Billet invité.
L’harmonisation de la régulation financière est le plus sûr moyen d’embourber celle-ci : ce n’est pas une découverte mais se vérifie à chaque occasion et sur chaque dossier. Cela vaut pour celui du gigantesque marché des produits dérivés (OTC). La finance américaine est passée maître à ce jeu-là, dont les Européens bénéficient en retour, et à l’arrivée tout traîne et rien ne se fait au nom du principe qu’il ne faut pas accorder d’avantage concurrentiel aux uns ou aux autres. L’autre piège classique consiste à faire valoir la complexité du sujet, et à l’accentuer, afin de s’y perdre ensuite.
L’enjeu des OTC est déterminant pour la sûreté du système financier, les estimations de la Banque des règlements internationaux (BRI) montrant comment, parti de rien lors de sa création au début des années 90, le marché des OTC s’est développé à une vitesse effrénée, s’échangeant de gré à gré et hors de tout enregistrement et contrôle. On parle de dizaines milliers de milliards de dollars, sautant encore d’une unité par rapport aux chiffres auxquels nous nous sommes accoutumés. Principaux contributeurs à l’accroissement de la bulle financière mondiale, ces instruments se sont révélés des outils de spéculation hors pair, permettant des paris sur le réalisation d’hypothèses les plus variées, un jeu de casino pur sans autre objet que de fabriquer de la valeur, sauf quand ils sont marginalement utilisés dans leur version assurancielle d’origine.
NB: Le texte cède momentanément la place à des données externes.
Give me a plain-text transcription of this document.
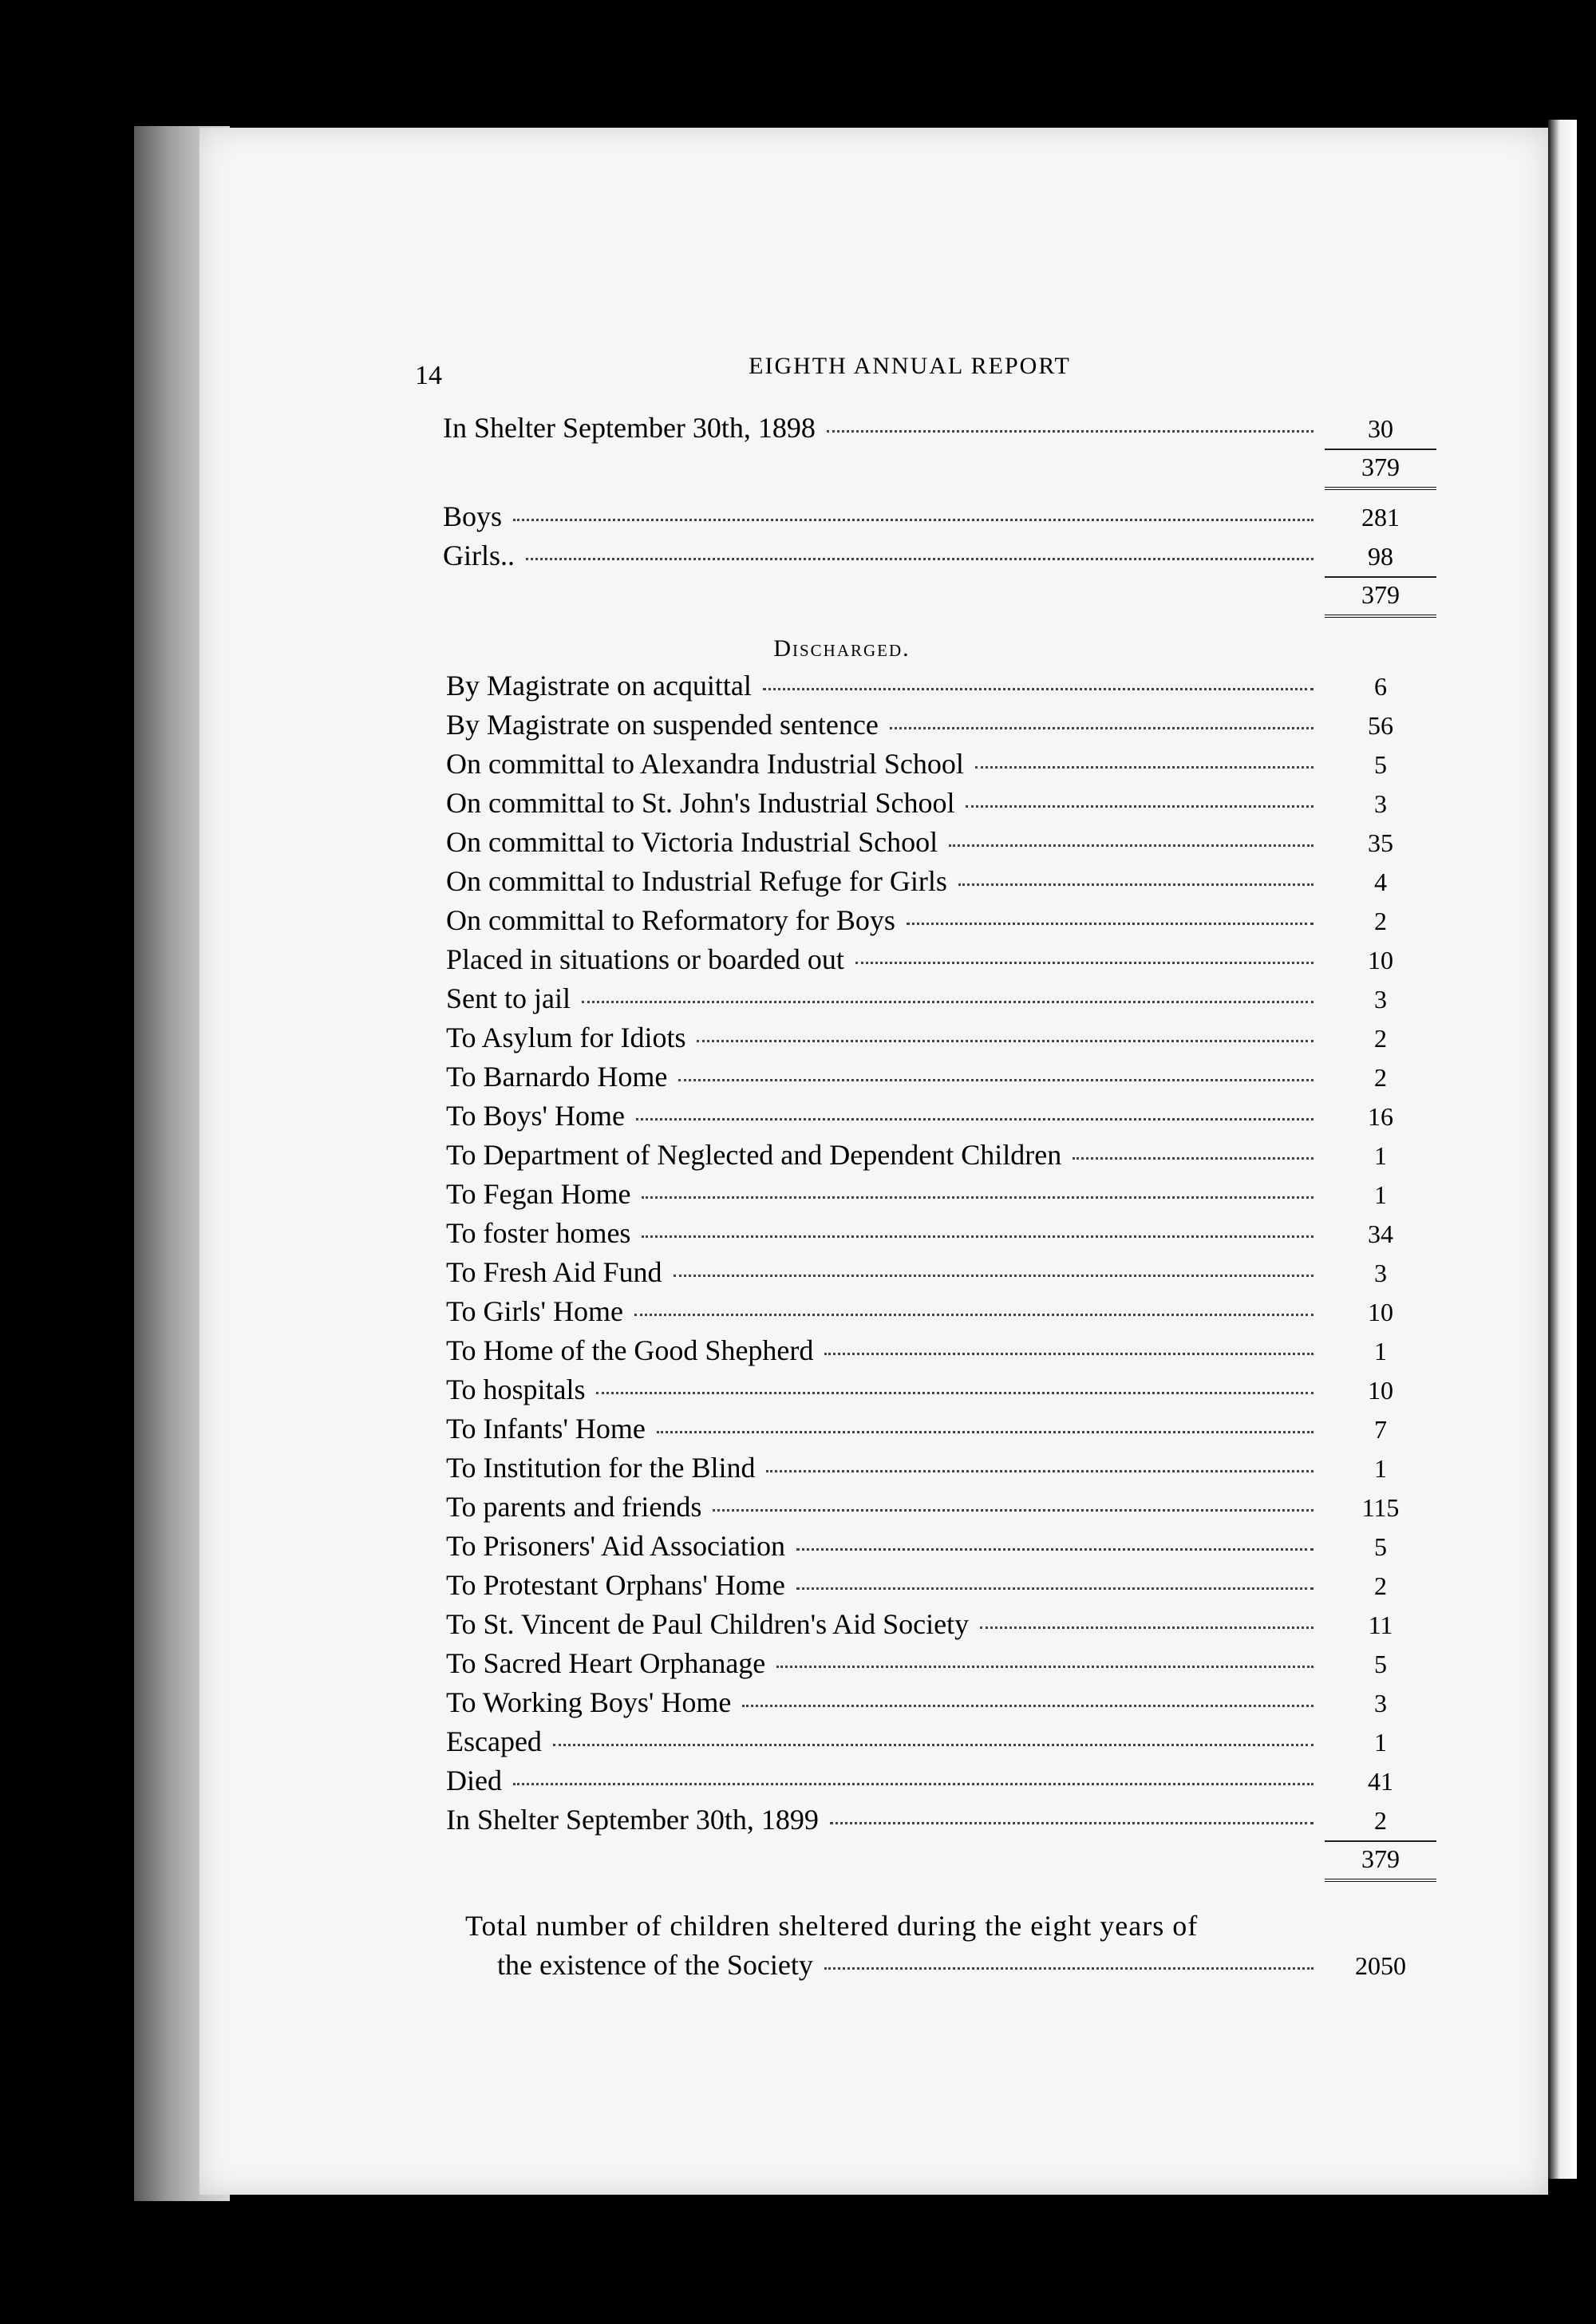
14	EIGHTH ANNUAL REPORT
In Shelter September 30th, 1898	30
379
Boys	281
Girls..	98
379
Discharged.
By Magistrate on acquittal	6
By Magistrate on suspended sentence	56
On committal to Alexandra Industrial School	5
On committal to St. John's Industrial School	3
On committal to Victoria Industrial School	35
On committal to Industrial Refuge for Girls	4
On committal to Reformatory for Boys	2
Placed in situations or boarded out	10
Sent to jail	3
To Asylum for Idiots	2
To Barnardo Home	2
To Boys' Home	16
To Department of Neglected and Dependent Children	1
To Fegan Home	1
To foster homes	34
To Fresh Aid Fund	3
To Girls' Home	10
To Home of the Good Shepherd	1
To hospitals	10
To Infants' Home	7
To Institution for the Blind	1
To parents and friends	115
To Prisoners' Aid Association	5
To Protestant Orphans' Home	2
To St. Vincent de Paul Children's Aid Society	11
To Sacred Heart Orphanage	5
To Working Boys' Home	3
Escaped	1
Died	41
In Shelter September 30th, 1899	2
379
Total number of children sheltered during the eight years of
the existence of the Society	2050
C’est fin 2012 au plus tard que devaient être définies les règles permettant la mise sur pied des chambres de compensation et plate-formes de négociations des OTC. Une décision du G20 datant de 2009 et qui n’a pas été respectée. L’occasion pour Janet Yellen, vice-présidente de la Fed, de formuler en ce début d’année le voeu que cela devienne effectif « le plus vite possible », alors que les travaux engagés sur le terrain de l’harmonisation à Bruxelles n’en sont qu’à leurs débuts et avancent à un train de sénateur. Il est fait valoir la complexité du sujet et surtout, selon Janet Yellen, qu’il faut être prudent car les mesures en discussion sont « susceptibles d’augmenter le coût de l’intermédiation financière et de la couverture de risque ». Elle fait ainsi référence à la nécessité que les transactions sur les OTC soient assorties de garanties – du collatéral – afin d’éviter que les chambres de compensation ne deviennent en elles-mêmes de formidables concentrateurs de risque… Raison pour laquelle il avait même été question de leur accorder le privilège d’un accès aux guichets des banques centrales, au cas où…
Le système est donc pris dans une contradiction, sa régulation pesant sur son rendement global. On devine le choix qui est fait.